Die neu formierte Mannschaft der Vilbeler erwartet Weber gewohnt spielstark: "Da gibt es unter Trainer Amir Mustafic immer einen hohen spielerischen Anteil." Bei der letzten Partie im November vergangenen Jahres packte der FV beim 4:0-Sieg unter der Woche diese spielerischen Komponenten aus. "Da sahen wir ganz alt aus, das war eines der schlechtesten Spiele in meiner Amtszeit", erklärt Weber. Er ist weit davon entfernt, von Revanche zu sprechen, zumal das Rückspiel der Vorsaison wegen der Coronavirus-Pandemie nicht stattfand: "Wir werden uns den Gegner per Video anschauen und versuchen, Lösungsmöglichkeiten zu finden."

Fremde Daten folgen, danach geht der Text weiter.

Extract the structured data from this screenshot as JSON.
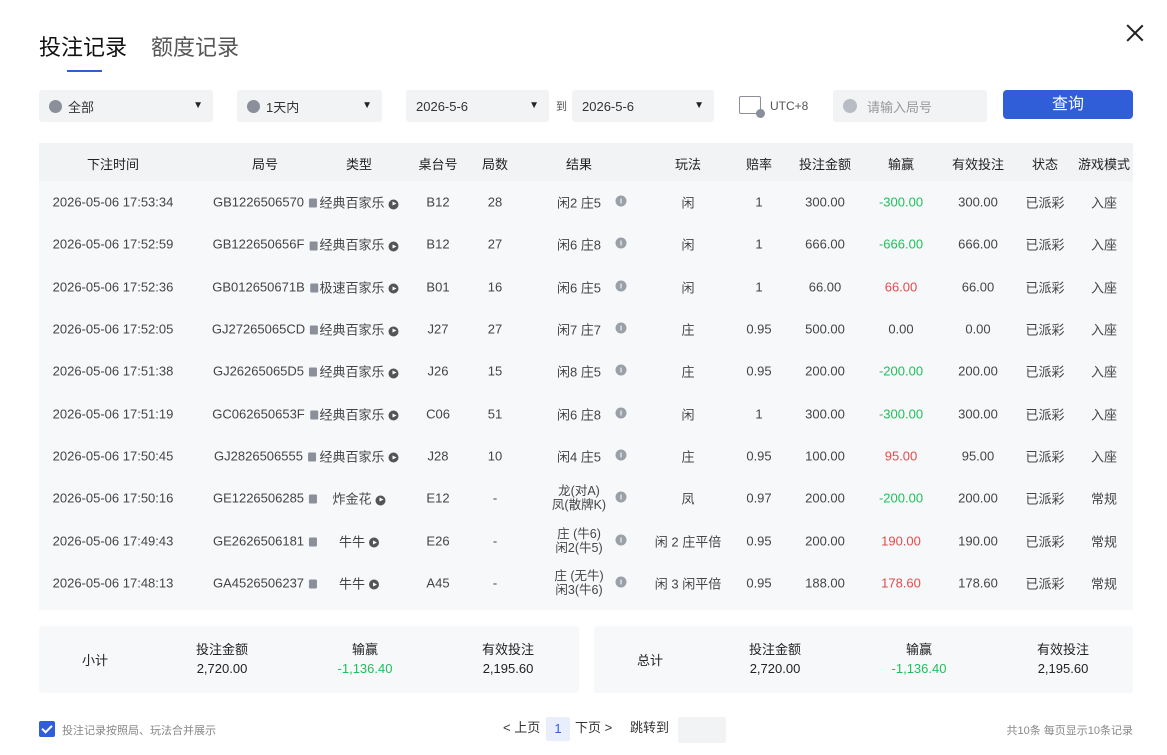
{
  "tabs": [
    {
      "label": "投注记录"
    },
    {
      "label": "额度记录"
    }
  ],
  "filters": {
    "game": "全部",
    "time_range": "1天内",
    "date_from": "2026-5-6",
    "to_label": "到",
    "date_to": "2026-5-6",
    "timezone": "UTC+8",
    "round_placeholder": "请输入局号",
    "query_label": "查询"
  },
  "table": {
    "headers": [
      "下注时间",
      "局号",
      "类型",
      "桌台号",
      "局数",
      "结果",
      "玩法",
      "赔率",
      "投注金额",
      "输赢",
      "有效投注",
      "状态",
      "游戏模式"
    ],
    "rows": [
      {
        "time": "2026-05-06 17:53:34",
        "round": "GB1226506570",
        "type": "经典百家乐",
        "table": "B12",
        "count": "28",
        "result1": "闲2 庄5",
        "result2": "",
        "play": "闲",
        "odds": "1",
        "bet": "300.00",
        "win": "-300.00",
        "win_sign": "neg",
        "valid": "300.00",
        "status": "已派彩",
        "mode": "入座"
      },
      {
        "time": "2026-05-06 17:52:59",
        "round": "GB122650656F",
        "type": "经典百家乐",
        "table": "B12",
        "count": "27",
        "result1": "闲6 庄8",
        "result2": "",
        "play": "闲",
        "odds": "1",
        "bet": "666.00",
        "win": "-666.00",
        "win_sign": "neg",
        "valid": "666.00",
        "status": "已派彩",
        "mode": "入座"
      },
      {
        "time": "2026-05-06 17:52:36",
        "round": "GB012650671B",
        "type": "极速百家乐",
        "table": "B01",
        "count": "16",
        "result1": "闲6 庄5",
        "result2": "",
        "play": "闲",
        "odds": "1",
        "bet": "66.00",
        "win": "66.00",
        "win_sign": "pos",
        "valid": "66.00",
        "status": "已派彩",
        "mode": "入座"
      },
      {
        "time": "2026-05-06 17:52:05",
        "round": "GJ27265065CD",
        "type": "经典百家乐",
        "table": "J27",
        "count": "27",
        "result1": "闲7 庄7",
        "result2": "",
        "play": "庄",
        "odds": "0.95",
        "bet": "500.00",
        "win": "0.00",
        "win_sign": "zero",
        "valid": "0.00",
        "status": "已派彩",
        "mode": "入座"
      },
      {
        "time": "2026-05-06 17:51:38",
        "round": "GJ26265065D5",
        "type": "经典百家乐",
        "table": "J26",
        "count": "15",
        "result1": "闲8 庄5",
        "result2": "",
        "play": "庄",
        "odds": "0.95",
        "bet": "200.00",
        "win": "-200.00",
        "win_sign": "neg",
        "valid": "200.00",
        "status": "已派彩",
        "mode": "入座"
      },
      {
        "time": "2026-05-06 17:51:19",
        "round": "GC062650653F",
        "type": "经典百家乐",
        "table": "C06",
        "count": "51",
        "result1": "闲6 庄8",
        "result2": "",
        "play": "闲",
        "odds": "1",
        "bet": "300.00",
        "win": "-300.00",
        "win_sign": "neg",
        "valid": "300.00",
        "status": "已派彩",
        "mode": "入座"
      },
      {
        "time": "2026-05-06 17:50:45",
        "round": "GJ2826506555",
        "type": "经典百家乐",
        "table": "J28",
        "count": "10",
        "result1": "闲4 庄5",
        "result2": "",
        "play": "庄",
        "odds": "0.95",
        "bet": "100.00",
        "win": "95.00",
        "win_sign": "pos",
        "valid": "95.00",
        "status": "已派彩",
        "mode": "入座"
      },
      {
        "time": "2026-05-06 17:50:16",
        "round": "GE1226506285",
        "type": "炸金花",
        "table": "E12",
        "count": "-",
        "result1": "龙(对A)",
        "result2": "凤(散牌K)",
        "play": "凤",
        "odds": "0.97",
        "bet": "200.00",
        "win": "-200.00",
        "win_sign": "neg",
        "valid": "200.00",
        "status": "已派彩",
        "mode": "常规"
      },
      {
        "time": "2026-05-06 17:49:43",
        "round": "GE2626506181",
        "type": "牛牛",
        "table": "E26",
        "count": "-",
        "result1": "庄 (牛6)",
        "result2": "闲2(牛5)",
        "play": "闲 2 庄平倍",
        "odds": "0.95",
        "bet": "200.00",
        "win": "190.00",
        "win_sign": "pos",
        "valid": "190.00",
        "status": "已派彩",
        "mode": "常规"
      },
      {
        "time": "2026-05-06 17:48:13",
        "round": "GA4526506237",
        "type": "牛牛",
        "table": "A45",
        "count": "-",
        "result1": "庄 (无牛)",
        "result2": "闲3(牛6)",
        "play": "闲 3 闲平倍",
        "odds": "0.95",
        "bet": "188.00",
        "win": "178.60",
        "win_sign": "pos",
        "valid": "178.60",
        "status": "已派彩",
        "mode": "常规"
      }
    ]
  },
  "subtotal": {
    "label": "小计",
    "bet_label": "投注金额",
    "bet": "2,720.00",
    "win_label": "输赢",
    "win": "-1,136.40",
    "valid_label": "有效投注",
    "valid": "2,195.60"
  },
  "total": {
    "label": "总计",
    "bet_label": "投注金额",
    "bet": "2,720.00",
    "win_label": "输赢",
    "win": "-1,136.40",
    "valid_label": "有效投注",
    "valid": "2,195.60"
  },
  "footer": {
    "merge_label": "投注记录按照局、玩法合并展示",
    "prev": "< 上页",
    "page": "1",
    "next": "下页 >",
    "jump": "跳转到",
    "total_text": "共10条  每页显示10条记录"
  },
  "colors": {
    "accent": "#2f5ed8",
    "negative": "#1fbf5a",
    "positive": "#e24b4b"
  }
}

Kein ausverkauftes Haus erwartet

Aufgrund der schlechten Wetterprognose erwarten die Verantwortlichen kein "ausverkauftes Haus" mit den maximal erlaubten 250 Zuschauern. "Kommen erneut 200 Leute wie gegen Erlensee, wären wir zufrieden", sagt TG-Pressewart Selim Karanfil. Die Gelb-Rote Karte Mustafics gegen Hünfeld hat übrigens keine Konsequenzen für den Vilbeler Übungsleiter. Er darf ganz normal seine Anweisungen von der Seitenlinie geben.

Türk Gücü Friedberg: Koob (Hinterkopf) - Scheffler, Auer, Eren, Usic, Printemps, Kilic, Fukuhara, Weigand, Michel, Schorr. (Biber, Janis Häuser, Lee, Dudda, Jan-Philipp Häuser, Hagley).

FV Bad Vilbel: Orband (Steinbrecher) - Tiago, Tochihara, Saso, Gashi, Dogan, Boukayouh, Emmel, Pandza, Lahchaychi, Toskovic. (Biehrer, Thielmann, Safaridis, Knauer, Tekie, Bouembe).